Gold prices moved modestly higher this morning, adding about $3 to last Friday’s close. Last week ended with a slide in gold and other commodities prices on the heels of the credit rating downgrade of nine euro-zone nations. Though the downgrade was expected long before it occurred, it is still being seen as an affirmation that the situation in Europe is not improving and may in fact be getting much worse. Talks between Greek Bond holders and the struggling Greek government seem near collapse, which is again raising concerns about a Greek exit from the euro-zone and disorderly default. All in all, the improvement in the EU debt situation that was hoped for near the end of last year simply isn’t materializing.
This presents an interesting conundrum for gold, which has been trading more as a commodity and less as a risk hedge over the last several months. As we’ve been discussing for some time gold has been trading opposite the dollar and mostly in tandem with stocks and the Euro. The question is, when will gold reassert itself as a risk hedge?
We saw signs of life last week as gold actually traded with the dollar and opposite risk appetite for several of the last 10 trading days. This marked a significant shift away from the dollar trap gold has found itself in over the last several months. That said, it was not yet enough to break gold cleanly out of its’ trading range. At this point, investors still aren’t seeing gold as a solution to the problem of increased risk. That said, there is something seriously wrong with this picture.
For over 5000 years, gold has been seen as the safe haven for wealth storage. Throughout the last decade, gold prices have continued to climb in response to a variety of perceived risks across the world. There have been concerns about inflation, political unrest, money supply expansion, oil shortages, geo-economic collapse, war, and about a thousand other concerns that may adversely affect people’s investments. Through all of this, gold has played the role it’s supposed to play, the role of the ultimate safe haven asset.
The only thing that has temporarily changed this paradigm is the fact that the US dollar has been so inflated by money flowing out of the troubled euro-zone. The question is, how long can people keep parking their capital in US dollars, considering the worsening debt situation here at home? Our guess is not very long.

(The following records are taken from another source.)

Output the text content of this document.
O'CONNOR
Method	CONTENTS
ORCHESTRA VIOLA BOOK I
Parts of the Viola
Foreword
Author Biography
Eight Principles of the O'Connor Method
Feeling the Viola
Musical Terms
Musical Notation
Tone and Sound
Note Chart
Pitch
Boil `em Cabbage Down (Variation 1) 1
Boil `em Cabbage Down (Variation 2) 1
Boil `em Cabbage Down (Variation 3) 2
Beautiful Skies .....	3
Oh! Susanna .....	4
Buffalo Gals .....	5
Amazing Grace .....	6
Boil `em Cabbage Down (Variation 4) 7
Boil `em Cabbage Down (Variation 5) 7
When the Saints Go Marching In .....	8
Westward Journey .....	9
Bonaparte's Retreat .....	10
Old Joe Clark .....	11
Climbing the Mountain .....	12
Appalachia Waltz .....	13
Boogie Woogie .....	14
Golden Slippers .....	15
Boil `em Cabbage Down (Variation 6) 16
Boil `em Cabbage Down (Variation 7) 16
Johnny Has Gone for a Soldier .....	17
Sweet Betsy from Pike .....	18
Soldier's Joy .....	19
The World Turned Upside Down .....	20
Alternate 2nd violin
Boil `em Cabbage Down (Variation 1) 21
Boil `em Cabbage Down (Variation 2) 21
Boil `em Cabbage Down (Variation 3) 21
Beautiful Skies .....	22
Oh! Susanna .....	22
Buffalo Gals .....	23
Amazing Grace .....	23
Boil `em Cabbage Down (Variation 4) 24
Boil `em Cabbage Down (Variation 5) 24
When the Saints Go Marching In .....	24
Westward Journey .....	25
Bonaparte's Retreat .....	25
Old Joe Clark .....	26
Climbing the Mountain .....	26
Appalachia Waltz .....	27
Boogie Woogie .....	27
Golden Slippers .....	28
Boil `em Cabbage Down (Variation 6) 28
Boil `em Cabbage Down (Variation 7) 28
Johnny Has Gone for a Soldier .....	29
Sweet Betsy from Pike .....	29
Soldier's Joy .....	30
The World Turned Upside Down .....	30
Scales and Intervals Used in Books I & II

Another strong indicator is the simple fact that gold did not correct as heavily as many analysts were expecting. When the EU crisis began to unfold in the latter half of last year, many were calling for gold prices to slide all the way to $1200 per ounce. As it happened, they tested support in the low $1500 range three times before rebounding back into this comfortable trading range between $1550 and $1700. What this tells us is that there is still big money out there willing to bet that gold prices are too cheap at $1550 per ounce. This is not the sign of a market on the decline.
As it stands, gold has been essentially dormant for the last several months, waiting for a new surge of risk hedge buying. When and how that surge will occur is still up for debate. What we do know is that gold has played the role of the ultimate risk protection asset for thousands of years. It would be pretty difficult to assume that this role has simply ended for gold. If we start from this assumption, it follows that gold could be due for a significant increase in investment demand sometime in the near to mid-term. One thing we do know about this gold market is that once the upside moves begin, they tend to be fast and relentless.